Il faut embrasser la technologie, car quand on peut produire sans limite créative ; de manière moins onéreuse ; dans des délais plus courts ; en respectant les droits d’auteur, tout en étant souvent moins polluant qu’une production classique… C’est le sens de l’histoire : toute la création audiovisuelle va changer ! »
Avec des budgets de plus en plus limités du côté des agences, mais avec des ambitions toujours plus décuplées du côté des clients, l’utilisation de l’IA et des images d’archives/de stocks semblent en effet inévitable.
Pour Detroit, cela va même plus loin : c’est la fin annoncée des banques d’images. En 2022, Getty détenait 350 millions d’images de stocks, si on ajoute Adobe, « c’est devenu monopolistique et capitalistique. La question se pose : faut-il abolir le droit d’auteur actuel pour pouvoir le réinventer et trouver un autre système où les auteurs détiennent des licences/NFT traçables ? »
« Les créatifs réfractaires ont un devoir : utiliser leurs talents ! », appelle Jonathan Gilbert. Detroit, à l’instar d’autres agences et maisons créatives, ne vend pas uniquement des compétences techniques, mais des idées, « un regard, une patte et de la création pure. Un photographe ne vend pas le fait qu’il sache cliquer sur un bouton, mais sa vision, son style. Aujourd’hui, c’est la même chose, seul l’outil change. Prompter ne prend pas 5 minutes, cela prend des années pour développer un œil critique, acquérir de la culture, connaître les tendances. Les créatifs réfractaires ont la chance d’avoir ce pouvoir ; ils devraient l’utiliser à bon escient plutôt que de s’opposer à l’innovation. »

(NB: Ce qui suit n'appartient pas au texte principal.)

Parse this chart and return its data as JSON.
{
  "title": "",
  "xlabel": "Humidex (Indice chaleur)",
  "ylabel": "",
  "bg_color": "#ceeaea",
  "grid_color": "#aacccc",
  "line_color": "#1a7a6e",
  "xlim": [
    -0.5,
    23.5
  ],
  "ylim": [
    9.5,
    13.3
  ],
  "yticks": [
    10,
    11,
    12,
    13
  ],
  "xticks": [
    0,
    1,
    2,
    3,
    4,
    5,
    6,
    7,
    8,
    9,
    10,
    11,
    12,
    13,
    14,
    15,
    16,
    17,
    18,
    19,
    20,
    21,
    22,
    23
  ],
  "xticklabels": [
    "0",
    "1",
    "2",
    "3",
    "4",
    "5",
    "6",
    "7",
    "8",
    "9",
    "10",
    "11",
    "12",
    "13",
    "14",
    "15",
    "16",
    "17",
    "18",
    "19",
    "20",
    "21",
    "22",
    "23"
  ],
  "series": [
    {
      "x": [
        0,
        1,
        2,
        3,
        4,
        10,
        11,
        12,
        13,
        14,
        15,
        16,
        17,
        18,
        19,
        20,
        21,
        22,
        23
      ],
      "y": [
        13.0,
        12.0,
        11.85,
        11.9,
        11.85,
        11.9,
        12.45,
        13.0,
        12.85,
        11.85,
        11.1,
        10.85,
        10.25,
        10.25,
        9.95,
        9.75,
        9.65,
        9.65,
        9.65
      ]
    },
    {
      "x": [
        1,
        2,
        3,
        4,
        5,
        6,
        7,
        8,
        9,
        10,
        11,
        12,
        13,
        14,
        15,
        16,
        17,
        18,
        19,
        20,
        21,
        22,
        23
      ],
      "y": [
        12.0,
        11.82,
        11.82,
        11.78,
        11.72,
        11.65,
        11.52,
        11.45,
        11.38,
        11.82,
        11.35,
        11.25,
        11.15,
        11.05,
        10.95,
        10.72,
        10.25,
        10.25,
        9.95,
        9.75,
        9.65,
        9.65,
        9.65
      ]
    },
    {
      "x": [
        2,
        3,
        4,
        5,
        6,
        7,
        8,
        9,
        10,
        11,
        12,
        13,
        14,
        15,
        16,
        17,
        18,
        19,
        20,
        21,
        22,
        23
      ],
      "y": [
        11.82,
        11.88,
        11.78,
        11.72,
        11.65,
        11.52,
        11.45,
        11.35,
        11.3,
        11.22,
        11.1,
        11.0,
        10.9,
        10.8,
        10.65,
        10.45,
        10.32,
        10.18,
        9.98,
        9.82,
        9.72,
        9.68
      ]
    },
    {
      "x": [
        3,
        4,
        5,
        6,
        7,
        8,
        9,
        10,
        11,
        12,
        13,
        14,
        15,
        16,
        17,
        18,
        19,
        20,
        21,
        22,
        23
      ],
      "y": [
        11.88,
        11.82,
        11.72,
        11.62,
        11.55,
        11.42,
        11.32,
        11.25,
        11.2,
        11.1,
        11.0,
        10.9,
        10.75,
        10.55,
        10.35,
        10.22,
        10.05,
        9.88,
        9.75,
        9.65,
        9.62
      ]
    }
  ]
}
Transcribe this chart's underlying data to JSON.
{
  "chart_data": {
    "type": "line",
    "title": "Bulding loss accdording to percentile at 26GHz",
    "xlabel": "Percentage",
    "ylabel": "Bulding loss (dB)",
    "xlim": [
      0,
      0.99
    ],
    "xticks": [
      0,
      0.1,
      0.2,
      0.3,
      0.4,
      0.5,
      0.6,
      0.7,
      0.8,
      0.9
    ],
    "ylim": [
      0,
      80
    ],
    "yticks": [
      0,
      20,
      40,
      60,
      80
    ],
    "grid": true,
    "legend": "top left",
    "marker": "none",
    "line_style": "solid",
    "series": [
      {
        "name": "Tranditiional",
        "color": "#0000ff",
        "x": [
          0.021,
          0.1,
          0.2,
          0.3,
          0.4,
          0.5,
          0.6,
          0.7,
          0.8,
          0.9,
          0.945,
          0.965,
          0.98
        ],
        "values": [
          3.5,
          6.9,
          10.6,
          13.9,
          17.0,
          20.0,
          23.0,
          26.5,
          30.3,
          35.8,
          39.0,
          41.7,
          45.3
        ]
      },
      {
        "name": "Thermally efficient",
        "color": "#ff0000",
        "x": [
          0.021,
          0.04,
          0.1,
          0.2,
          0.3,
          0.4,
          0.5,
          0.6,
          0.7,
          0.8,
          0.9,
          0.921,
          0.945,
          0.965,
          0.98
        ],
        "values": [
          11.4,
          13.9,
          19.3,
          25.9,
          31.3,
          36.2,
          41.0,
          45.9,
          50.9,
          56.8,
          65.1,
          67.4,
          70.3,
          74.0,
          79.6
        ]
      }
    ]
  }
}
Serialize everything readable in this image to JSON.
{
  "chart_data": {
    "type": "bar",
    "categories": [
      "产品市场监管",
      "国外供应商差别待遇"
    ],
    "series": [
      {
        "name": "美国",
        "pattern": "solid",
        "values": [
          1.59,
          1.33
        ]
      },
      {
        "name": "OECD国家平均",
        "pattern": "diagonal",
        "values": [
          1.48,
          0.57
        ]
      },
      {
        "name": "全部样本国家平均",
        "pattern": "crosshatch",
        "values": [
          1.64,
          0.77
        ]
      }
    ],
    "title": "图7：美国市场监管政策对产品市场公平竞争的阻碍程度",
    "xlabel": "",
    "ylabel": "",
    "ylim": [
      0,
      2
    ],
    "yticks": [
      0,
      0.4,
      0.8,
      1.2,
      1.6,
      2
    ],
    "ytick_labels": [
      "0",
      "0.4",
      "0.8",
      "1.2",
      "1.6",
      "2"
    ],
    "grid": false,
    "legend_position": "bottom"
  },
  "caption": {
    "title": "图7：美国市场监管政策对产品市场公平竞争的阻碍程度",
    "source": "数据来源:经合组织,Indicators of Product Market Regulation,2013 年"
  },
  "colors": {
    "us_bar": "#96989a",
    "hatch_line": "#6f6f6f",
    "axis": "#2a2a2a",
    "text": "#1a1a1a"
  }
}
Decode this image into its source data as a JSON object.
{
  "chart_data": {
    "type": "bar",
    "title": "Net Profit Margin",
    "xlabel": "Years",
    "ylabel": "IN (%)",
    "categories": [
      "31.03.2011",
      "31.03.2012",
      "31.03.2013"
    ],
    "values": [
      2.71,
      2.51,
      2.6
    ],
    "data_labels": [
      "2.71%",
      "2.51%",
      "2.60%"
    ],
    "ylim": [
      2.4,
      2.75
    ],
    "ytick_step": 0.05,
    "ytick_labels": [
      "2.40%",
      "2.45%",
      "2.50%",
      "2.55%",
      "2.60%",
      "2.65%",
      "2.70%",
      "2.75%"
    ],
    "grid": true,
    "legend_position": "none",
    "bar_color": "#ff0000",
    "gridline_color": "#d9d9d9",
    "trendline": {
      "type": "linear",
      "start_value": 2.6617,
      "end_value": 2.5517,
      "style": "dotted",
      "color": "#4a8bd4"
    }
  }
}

Les enjeux soulevés par cette campagne dépassent largement la simple utilisation de l’IA dans la création publicitaire. Cette affaire met en lumière la tension croissante entre innovation technologique et respect des droits d’auteur, questionnant les pratiques éthiques au sein de l’industrie créative.
Alors que l’IA s’affirme comme un outil de production incontournable, capable de réduire les coûts et les délais, elle soulève également des interrogations sur la rémunération et la reconnaissance des créateurs originaux. L’incident incite à une réflexion plus large sur la nécessité d’adapter les cadres juridiques et contractuels pour équilibrer efficacement innovation et équité. La capacité de l’industrie à évoluer tout en préservant l’intégrité et les droits des créateurs pourrait définir le futur du paysage publicitaire et créatif, marqué par une collaboration (enfin ?) harmonieuse entre l’homme et la machine.